Death of a Salesman was set in the late 1940s New York City, at a moment of rapid change in the USA.
The country was beginning to emerge from the suffering of the Great Depression and World War 2, on the verge of a sustained period of prosperity and growth in the 1950s and 1960s.
Miller captures the moment when the American Dream , with its offer of wealth, happiness and success for all who are prepared to work for it, seems to have been reborn.
The play's references to a range of modern goods and brands( refrigerators, Chevrolet etc) show an American fast becoming consumerist society dominated by new marketing techniques with WL and LL reassuring themselves that their Hastings refrigerator must be a sound buy as it had "the biggest ads of any of them."
Willy Loman:
Miller also explores what is being lost in the rush to modernity- His hero, WL is a victim of a new, more ruthless version of capitalism which is beginning to emerge.

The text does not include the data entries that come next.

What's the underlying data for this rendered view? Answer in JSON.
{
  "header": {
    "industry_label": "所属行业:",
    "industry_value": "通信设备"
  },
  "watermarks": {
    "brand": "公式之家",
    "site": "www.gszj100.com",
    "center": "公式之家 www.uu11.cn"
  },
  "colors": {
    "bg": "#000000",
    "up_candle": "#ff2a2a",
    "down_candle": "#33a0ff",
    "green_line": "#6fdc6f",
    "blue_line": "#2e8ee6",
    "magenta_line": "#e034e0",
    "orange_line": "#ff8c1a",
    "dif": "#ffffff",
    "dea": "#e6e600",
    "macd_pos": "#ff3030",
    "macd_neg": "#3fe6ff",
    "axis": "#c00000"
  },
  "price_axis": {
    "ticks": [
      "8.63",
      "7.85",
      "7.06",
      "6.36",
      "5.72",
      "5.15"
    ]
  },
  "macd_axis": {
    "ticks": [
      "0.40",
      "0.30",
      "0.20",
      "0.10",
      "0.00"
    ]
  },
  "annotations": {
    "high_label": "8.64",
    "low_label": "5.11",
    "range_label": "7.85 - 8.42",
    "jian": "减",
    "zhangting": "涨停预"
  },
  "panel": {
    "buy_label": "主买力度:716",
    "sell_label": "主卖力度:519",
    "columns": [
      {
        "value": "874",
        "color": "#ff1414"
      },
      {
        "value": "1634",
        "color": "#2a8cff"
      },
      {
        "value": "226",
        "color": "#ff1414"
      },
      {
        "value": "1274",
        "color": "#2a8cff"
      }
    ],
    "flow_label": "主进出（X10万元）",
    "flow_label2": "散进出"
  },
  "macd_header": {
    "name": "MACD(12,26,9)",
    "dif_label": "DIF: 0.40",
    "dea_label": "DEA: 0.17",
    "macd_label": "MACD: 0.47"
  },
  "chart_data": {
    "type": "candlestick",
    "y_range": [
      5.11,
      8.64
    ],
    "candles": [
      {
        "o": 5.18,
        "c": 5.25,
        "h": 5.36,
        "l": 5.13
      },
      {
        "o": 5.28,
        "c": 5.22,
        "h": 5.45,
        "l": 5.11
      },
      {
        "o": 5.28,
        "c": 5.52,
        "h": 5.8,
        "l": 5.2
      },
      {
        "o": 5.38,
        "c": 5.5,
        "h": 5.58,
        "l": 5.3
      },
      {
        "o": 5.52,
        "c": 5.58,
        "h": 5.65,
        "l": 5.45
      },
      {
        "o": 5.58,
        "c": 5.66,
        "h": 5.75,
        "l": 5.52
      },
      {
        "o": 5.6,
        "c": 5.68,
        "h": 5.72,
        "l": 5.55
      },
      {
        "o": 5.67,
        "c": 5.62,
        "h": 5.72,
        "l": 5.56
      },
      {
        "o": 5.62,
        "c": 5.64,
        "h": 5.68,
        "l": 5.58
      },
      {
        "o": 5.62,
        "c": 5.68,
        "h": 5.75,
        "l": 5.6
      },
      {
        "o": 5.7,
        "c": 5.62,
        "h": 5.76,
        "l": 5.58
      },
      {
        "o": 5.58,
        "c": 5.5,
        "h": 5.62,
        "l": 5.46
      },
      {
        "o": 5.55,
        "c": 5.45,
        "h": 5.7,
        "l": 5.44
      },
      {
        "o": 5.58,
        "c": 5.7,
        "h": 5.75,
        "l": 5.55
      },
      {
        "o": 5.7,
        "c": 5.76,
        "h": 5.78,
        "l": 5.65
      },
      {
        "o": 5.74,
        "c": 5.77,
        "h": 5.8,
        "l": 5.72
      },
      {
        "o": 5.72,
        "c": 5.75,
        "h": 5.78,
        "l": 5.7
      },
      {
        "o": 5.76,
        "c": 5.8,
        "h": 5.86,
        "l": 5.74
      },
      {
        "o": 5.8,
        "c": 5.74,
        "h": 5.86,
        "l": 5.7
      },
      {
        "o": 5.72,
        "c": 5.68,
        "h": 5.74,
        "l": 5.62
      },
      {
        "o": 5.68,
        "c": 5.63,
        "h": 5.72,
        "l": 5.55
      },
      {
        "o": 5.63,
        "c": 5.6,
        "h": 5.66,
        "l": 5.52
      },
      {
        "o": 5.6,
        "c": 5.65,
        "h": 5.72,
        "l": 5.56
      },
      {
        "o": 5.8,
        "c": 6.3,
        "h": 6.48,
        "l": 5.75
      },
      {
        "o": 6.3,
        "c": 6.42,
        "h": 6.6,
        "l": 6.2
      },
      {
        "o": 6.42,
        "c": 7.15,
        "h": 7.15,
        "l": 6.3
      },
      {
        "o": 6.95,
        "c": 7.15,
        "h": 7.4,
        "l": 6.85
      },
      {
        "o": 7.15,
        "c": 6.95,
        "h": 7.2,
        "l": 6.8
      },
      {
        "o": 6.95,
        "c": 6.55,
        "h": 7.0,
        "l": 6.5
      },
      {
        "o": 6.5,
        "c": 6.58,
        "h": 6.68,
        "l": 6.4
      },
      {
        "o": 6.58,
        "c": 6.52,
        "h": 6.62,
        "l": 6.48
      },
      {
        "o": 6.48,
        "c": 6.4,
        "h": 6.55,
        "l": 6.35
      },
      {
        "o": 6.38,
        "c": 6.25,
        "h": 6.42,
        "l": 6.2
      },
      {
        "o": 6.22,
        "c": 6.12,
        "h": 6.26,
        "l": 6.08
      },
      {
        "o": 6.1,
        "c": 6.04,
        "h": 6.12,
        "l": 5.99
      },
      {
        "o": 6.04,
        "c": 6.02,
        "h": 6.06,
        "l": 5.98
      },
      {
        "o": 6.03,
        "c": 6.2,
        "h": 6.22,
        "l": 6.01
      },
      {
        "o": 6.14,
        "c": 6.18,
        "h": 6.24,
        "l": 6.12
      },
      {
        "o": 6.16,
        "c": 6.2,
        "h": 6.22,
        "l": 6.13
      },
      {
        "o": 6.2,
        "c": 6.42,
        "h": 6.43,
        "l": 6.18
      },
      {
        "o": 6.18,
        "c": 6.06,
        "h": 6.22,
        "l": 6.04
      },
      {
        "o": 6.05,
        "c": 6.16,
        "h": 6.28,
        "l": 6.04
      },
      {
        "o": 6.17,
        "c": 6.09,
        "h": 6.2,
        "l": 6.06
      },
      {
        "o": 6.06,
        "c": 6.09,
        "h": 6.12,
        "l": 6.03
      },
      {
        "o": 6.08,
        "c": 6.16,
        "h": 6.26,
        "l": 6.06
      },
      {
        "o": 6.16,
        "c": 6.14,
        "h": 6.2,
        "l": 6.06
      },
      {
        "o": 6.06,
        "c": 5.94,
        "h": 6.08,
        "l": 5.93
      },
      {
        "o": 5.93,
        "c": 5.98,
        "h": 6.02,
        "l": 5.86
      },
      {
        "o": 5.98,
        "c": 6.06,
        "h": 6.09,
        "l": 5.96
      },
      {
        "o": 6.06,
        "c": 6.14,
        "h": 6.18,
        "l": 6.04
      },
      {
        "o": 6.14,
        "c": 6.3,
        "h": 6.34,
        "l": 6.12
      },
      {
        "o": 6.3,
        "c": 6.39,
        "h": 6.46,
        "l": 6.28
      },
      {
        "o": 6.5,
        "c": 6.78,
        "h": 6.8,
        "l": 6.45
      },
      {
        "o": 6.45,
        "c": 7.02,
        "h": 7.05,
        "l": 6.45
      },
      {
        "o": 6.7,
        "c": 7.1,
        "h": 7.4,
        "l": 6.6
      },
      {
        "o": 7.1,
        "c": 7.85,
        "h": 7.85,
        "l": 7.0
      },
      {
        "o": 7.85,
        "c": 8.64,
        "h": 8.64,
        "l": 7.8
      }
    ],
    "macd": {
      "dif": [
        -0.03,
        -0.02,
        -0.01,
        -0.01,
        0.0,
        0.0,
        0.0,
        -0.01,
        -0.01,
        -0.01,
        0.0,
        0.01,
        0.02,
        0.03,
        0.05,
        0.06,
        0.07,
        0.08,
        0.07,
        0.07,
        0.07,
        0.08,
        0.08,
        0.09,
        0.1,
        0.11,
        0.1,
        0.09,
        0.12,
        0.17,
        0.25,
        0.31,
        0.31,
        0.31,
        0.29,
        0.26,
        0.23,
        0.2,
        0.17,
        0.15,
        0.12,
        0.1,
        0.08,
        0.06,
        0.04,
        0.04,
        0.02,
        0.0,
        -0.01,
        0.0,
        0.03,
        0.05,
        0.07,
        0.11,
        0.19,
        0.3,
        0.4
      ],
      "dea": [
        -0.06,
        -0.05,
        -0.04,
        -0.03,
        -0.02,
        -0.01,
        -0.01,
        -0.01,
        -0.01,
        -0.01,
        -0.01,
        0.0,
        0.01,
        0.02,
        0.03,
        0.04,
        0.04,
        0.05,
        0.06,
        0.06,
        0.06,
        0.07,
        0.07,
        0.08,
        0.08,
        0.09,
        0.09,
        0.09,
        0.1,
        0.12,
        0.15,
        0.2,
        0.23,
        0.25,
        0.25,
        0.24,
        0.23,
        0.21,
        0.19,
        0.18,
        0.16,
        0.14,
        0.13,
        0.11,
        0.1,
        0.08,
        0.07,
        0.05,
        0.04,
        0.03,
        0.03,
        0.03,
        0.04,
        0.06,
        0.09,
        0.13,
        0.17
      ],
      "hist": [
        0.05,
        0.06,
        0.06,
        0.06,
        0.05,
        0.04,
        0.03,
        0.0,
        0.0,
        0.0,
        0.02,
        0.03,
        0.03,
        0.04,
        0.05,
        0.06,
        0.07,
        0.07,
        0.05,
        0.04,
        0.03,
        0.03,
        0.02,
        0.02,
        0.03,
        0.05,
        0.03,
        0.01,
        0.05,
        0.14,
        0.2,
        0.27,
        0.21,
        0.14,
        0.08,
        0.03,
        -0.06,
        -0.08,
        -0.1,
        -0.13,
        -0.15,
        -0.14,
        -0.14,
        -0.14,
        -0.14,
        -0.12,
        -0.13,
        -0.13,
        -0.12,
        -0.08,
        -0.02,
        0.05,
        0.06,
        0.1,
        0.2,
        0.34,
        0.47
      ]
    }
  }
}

His role as travelling salesman is becoming less relevant in age of mass-marketing strategies using new technologies such television.
Likewise, as power and wealth becomes concentrated in vast cities such as New York, Americans are beginning to become more distant from the countryside, both physically and spiritually.
The sound of the flute which opens the play, " telling of grass and trees and the horizon", is Miller's poignant reminder of an America that is in danger of being lost of forgotten as wealth becomes increasingly concentrated in it's rapidly expanding cities.